The better way to crop is to set the xlim and ylim of the clipping mask with coord_cartesian(). But, then we lose the projection.

ggplot(NAm_map, aes(x = long, y = lat, group = group)) +
geom_polygon(fill = "cornsilk4", col = "cornsilk") +
geom_polygon(data = Low48_map, fill = "cornsilk4", col = "cornsilk") +
geom_polygon(data = PSRU_shape_df, fill = "darkorange3", alpha = 0.8) +
theme_void() +
theme(panel.background = element_rect(fill = "cornsilk")) +
coord_map(projection = "mercator") +
coord_cartesian(xlim = c(-125, -60), ylim = c(25, 52))

There are a handful of work-arounds to the problem.

First, there is a code workaround here, but it is a bit complicated.

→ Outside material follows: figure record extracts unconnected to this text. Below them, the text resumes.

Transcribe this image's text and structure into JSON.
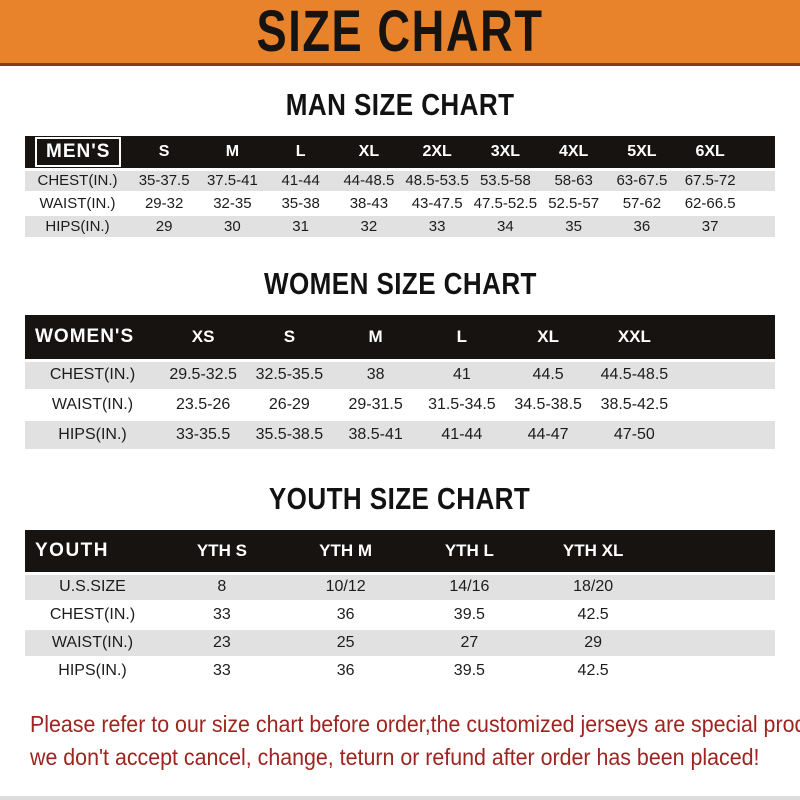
{
  "banner": {
    "title": "SIZE CHART"
  },
  "colors": {
    "banner_bg": "#E8822B",
    "banner_text": "#161310",
    "header_bar_bg": "#171310",
    "header_bar_text": "#FFFFFF",
    "row_stripe": "#E1E1E1",
    "note_text": "#9E241F"
  },
  "sections": [
    {
      "heading": "MAN SIZE CHART",
      "table": {
        "label": "MEN'S",
        "columns": [
          "S",
          "M",
          "L",
          "XL",
          "2XL",
          "3XL",
          "4XL",
          "5XL",
          "6XL"
        ],
        "rows": [
          {
            "label": "CHEST(IN.)",
            "values": [
              "35-37.5",
              "37.5-41",
              "41-44",
              "44-48.5",
              "48.5-53.5",
              "53.5-58",
              "58-63",
              "63-67.5",
              "67.5-72"
            ]
          },
          {
            "label": "WAIST(IN.)",
            "values": [
              "29-32",
              "32-35",
              "35-38",
              "38-43",
              "43-47.5",
              "47.5-52.5",
              "52.5-57",
              "57-62",
              "62-66.5"
            ]
          },
          {
            "label": "HIPS(IN.)",
            "values": [
              "29",
              "30",
              "31",
              "32",
              "33",
              "34",
              "35",
              "36",
              "37"
            ]
          }
        ]
      }
    },
    {
      "heading": "WOMEN SIZE CHART",
      "table": {
        "label": "WOMEN'S",
        "columns": [
          "XS",
          "S",
          "M",
          "L",
          "XL",
          "XXL"
        ],
        "rows": [
          {
            "label": "CHEST(IN.)",
            "values": [
              "29.5-32.5",
              "32.5-35.5",
              "38",
              "41",
              "44.5",
              "44.5-48.5"
            ]
          },
          {
            "label": "WAIST(IN.)",
            "values": [
              "23.5-26",
              "26-29",
              "29-31.5",
              "31.5-34.5",
              "34.5-38.5",
              "38.5-42.5"
            ]
          },
          {
            "label": "HIPS(IN.)",
            "values": [
              "33-35.5",
              "35.5-38.5",
              "38.5-41",
              "41-44",
              "44-47",
              "47-50"
            ]
          }
        ]
      }
    },
    {
      "heading": "YOUTH SIZE CHART",
      "table": {
        "label": "YOUTH",
        "columns": [
          "YTH S",
          "YTH M",
          "YTH L",
          "YTH XL"
        ],
        "rows": [
          {
            "label": "U.S.SIZE",
            "values": [
              "8",
              "10/12",
              "14/16",
              "18/20"
            ]
          },
          {
            "label": "CHEST(IN.)",
            "values": [
              "33",
              "36",
              "39.5",
              "42.5"
            ]
          },
          {
            "label": "WAIST(IN.)",
            "values": [
              "23",
              "25",
              "27",
              "29"
            ]
          },
          {
            "label": "HIPS(IN.)",
            "values": [
              "33",
              "36",
              "39.5",
              "42.5"
            ]
          }
        ]
      }
    }
  ],
  "note": {
    "line1": "Please refer to our size chart before order,the customized jerseys are special products,",
    "line2": "we don't accept cancel, change, teturn or refund after order has been placed!"
  }
}
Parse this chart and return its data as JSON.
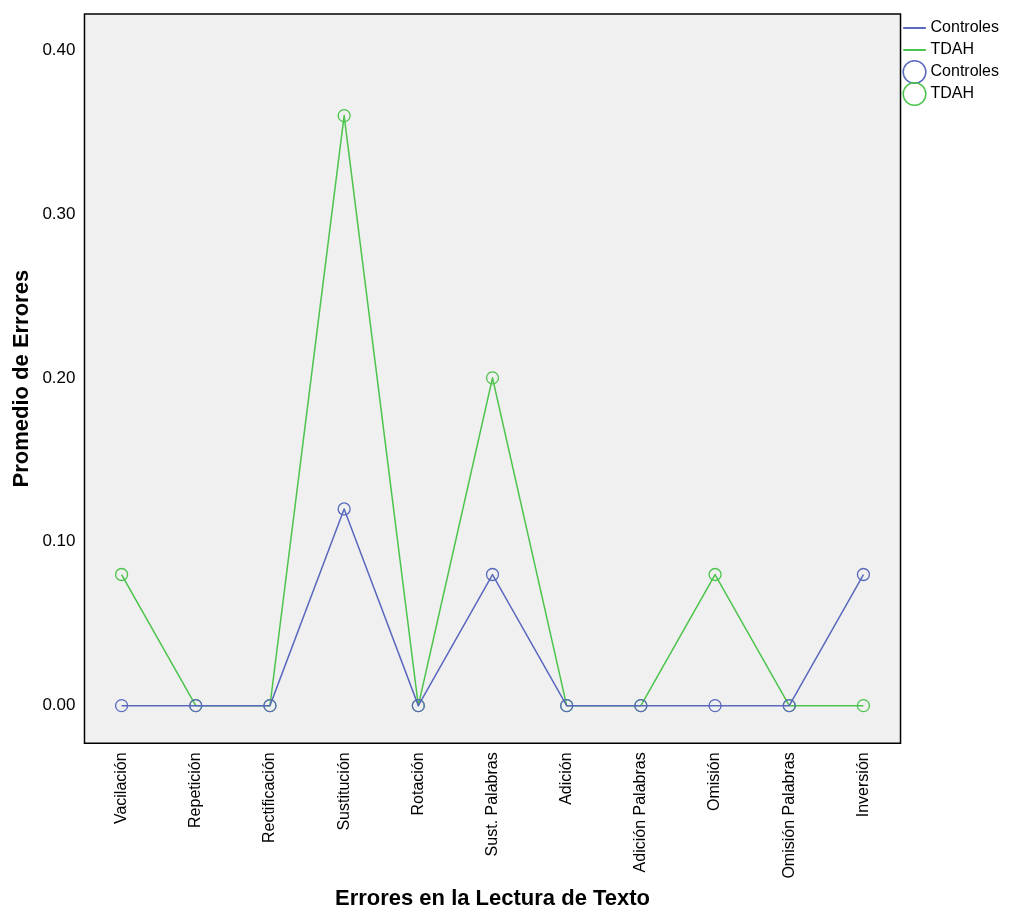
{
  "chart_data": {
    "type": "line",
    "xlabel": "Errores en la Lectura de Texto",
    "ylabel": "Promedio de Errores",
    "categories": [
      "Vacilación",
      "Repetición",
      "Rectificación",
      "Sustitución",
      "Rotación",
      "Sust. Palabras",
      "Adición",
      "Adición Palabras",
      "Omisión",
      "Omisión Palabras",
      "Inversión"
    ],
    "series": [
      {
        "name": "Controles",
        "color": "#5a68bd",
        "values": [
          0,
          0,
          0,
          0.12,
          0,
          0.08,
          0,
          0,
          0,
          0,
          0.08
        ]
      },
      {
        "name": "TDAH",
        "color": "#4cc44c",
        "values": [
          0.08,
          0,
          0,
          0.36,
          0,
          0.2,
          0,
          0,
          0.08,
          0,
          0
        ]
      }
    ],
    "ylim": [
      -0.023,
      0.422
    ],
    "yticks": [
      {
        "value": 0,
        "label": "0.00"
      },
      {
        "value": 0.1,
        "label": "0.10"
      },
      {
        "value": 0.2,
        "label": "0.20"
      },
      {
        "value": 0.3,
        "label": "0.30"
      },
      {
        "value": 0.4,
        "label": "0.40"
      }
    ],
    "grid": false,
    "legend": "top right",
    "marker": "circle",
    "line_style": "solid"
  }
}
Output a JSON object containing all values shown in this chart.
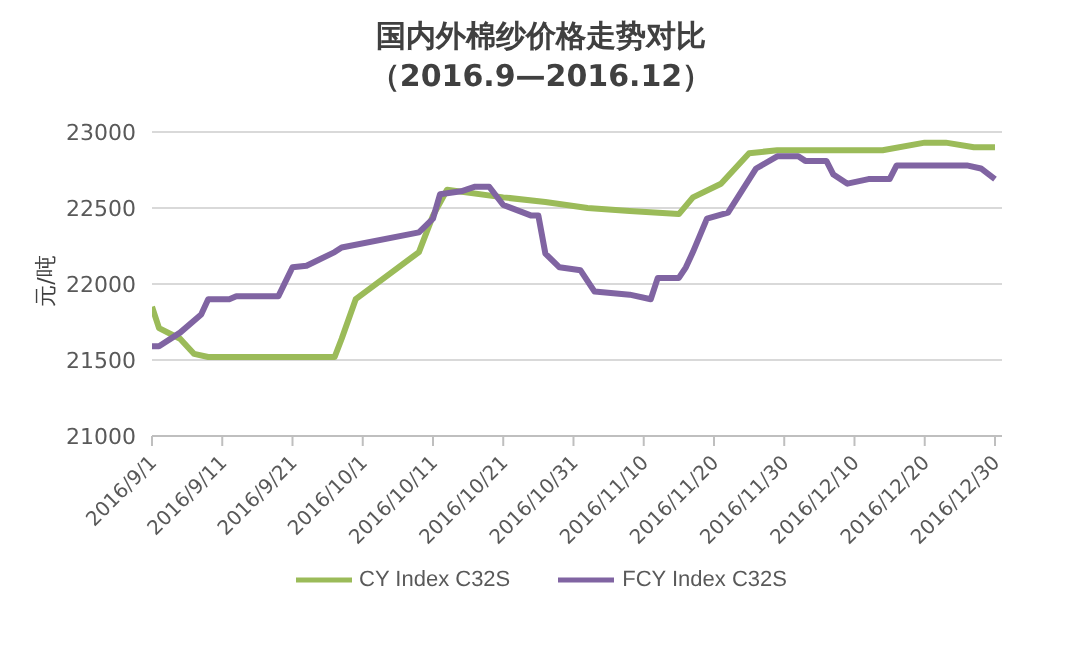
{
  "chart_data": {
    "type": "line",
    "title": "国内外棉纱价格走势对比",
    "subtitle": "（2016.9—2016.12）",
    "ylabel": "元/吨",
    "xlim": [
      "2016-09-01",
      "2016-12-31"
    ],
    "xticks": [
      {
        "value": "2016-09-01",
        "label": "2016/9/1"
      },
      {
        "value": "2016-09-11",
        "label": "2016/9/11"
      },
      {
        "value": "2016-09-21",
        "label": "2016/9/21"
      },
      {
        "value": "2016-10-01",
        "label": "2016/10/1"
      },
      {
        "value": "2016-10-11",
        "label": "2016/10/11"
      },
      {
        "value": "2016-10-21",
        "label": "2016/10/21"
      },
      {
        "value": "2016-10-31",
        "label": "2016/10/31"
      },
      {
        "value": "2016-11-10",
        "label": "2016/11/10"
      },
      {
        "value": "2016-11-20",
        "label": "2016/11/20"
      },
      {
        "value": "2016-11-30",
        "label": "2016/11/30"
      },
      {
        "value": "2016-12-10",
        "label": "2016/12/10"
      },
      {
        "value": "2016-12-20",
        "label": "2016/12/20"
      },
      {
        "value": "2016-12-30",
        "label": "2016/12/30"
      }
    ],
    "ylim": [
      21000,
      23000
    ],
    "yticks": [
      21000,
      21500,
      22000,
      22500,
      23000
    ],
    "grid": "y",
    "legend": "bottom",
    "marker": "none",
    "line_style": "solid",
    "series": [
      {
        "name": "CY Index C32S",
        "color": "#9bbb59",
        "x": [
          "2016-09-01",
          "2016-09-02",
          "2016-09-05",
          "2016-09-07",
          "2016-09-09",
          "2016-09-27",
          "2016-09-28",
          "2016-09-30",
          "2016-10-09",
          "2016-10-11",
          "2016-10-13",
          "2016-10-21",
          "2016-10-27",
          "2016-11-02",
          "2016-11-08",
          "2016-11-15",
          "2016-11-17",
          "2016-11-21",
          "2016-11-25",
          "2016-11-29",
          "2016-12-14",
          "2016-12-20",
          "2016-12-23",
          "2016-12-27",
          "2016-12-30"
        ],
        "values": [
          21850,
          21710,
          21640,
          21540,
          21520,
          21520,
          21640,
          21900,
          22210,
          22450,
          22620,
          22570,
          22540,
          22500,
          22480,
          22460,
          22570,
          22660,
          22860,
          22880,
          22880,
          22930,
          22930,
          22900,
          22900
        ]
      },
      {
        "name": "FCY Index C32S",
        "color": "#8064a2",
        "x": [
          "2016-09-01",
          "2016-09-02",
          "2016-09-05",
          "2016-09-08",
          "2016-09-09",
          "2016-09-12",
          "2016-09-13",
          "2016-09-19",
          "2016-09-21",
          "2016-09-23",
          "2016-09-27",
          "2016-09-28",
          "2016-10-09",
          "2016-10-11",
          "2016-10-12",
          "2016-10-15",
          "2016-10-17",
          "2016-10-19",
          "2016-10-21",
          "2016-10-25",
          "2016-10-26",
          "2016-10-27",
          "2016-10-29",
          "2016-11-01",
          "2016-11-03",
          "2016-11-08",
          "2016-11-11",
          "2016-11-12",
          "2016-11-15",
          "2016-11-16",
          "2016-11-17",
          "2016-11-19",
          "2016-11-22",
          "2016-11-26",
          "2016-11-29",
          "2016-12-02",
          "2016-12-03",
          "2016-12-06",
          "2016-12-07",
          "2016-12-09",
          "2016-12-12",
          "2016-12-15",
          "2016-12-16",
          "2016-12-26",
          "2016-12-28",
          "2016-12-30"
        ],
        "values": [
          21590,
          21590,
          21680,
          21800,
          21900,
          21900,
          21920,
          21920,
          22110,
          22120,
          22210,
          22240,
          22340,
          22430,
          22590,
          22610,
          22640,
          22640,
          22520,
          22450,
          22450,
          22200,
          22110,
          22090,
          21950,
          21930,
          21900,
          22040,
          22040,
          22110,
          22210,
          22430,
          22470,
          22760,
          22840,
          22840,
          22810,
          22810,
          22720,
          22660,
          22690,
          22690,
          22780,
          22780,
          22760,
          22690
        ]
      }
    ]
  }
}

Second, you can simply export the image at an appropriate size to get a resulting ratio that works. One potential issue with this is that GGplot exports ALL of the information in the PDF, even the polygons outside of the image. In this case, that means a lot of data points to outlines all those tiny Arctic Islands. This can make for some really large PDF files. A very slick solution to this is to rasterize the maps with ggraster before exporting the images. You can still export the image at twice or three times the size to retain high resolution, but the file size will be much smaller.

Third, you could export the uncropped version as a pdf (which is a vector graphic) and open it in a vector graphics program like Adobe Illustrator or Inkscape. From there, you can crop in where ever you want.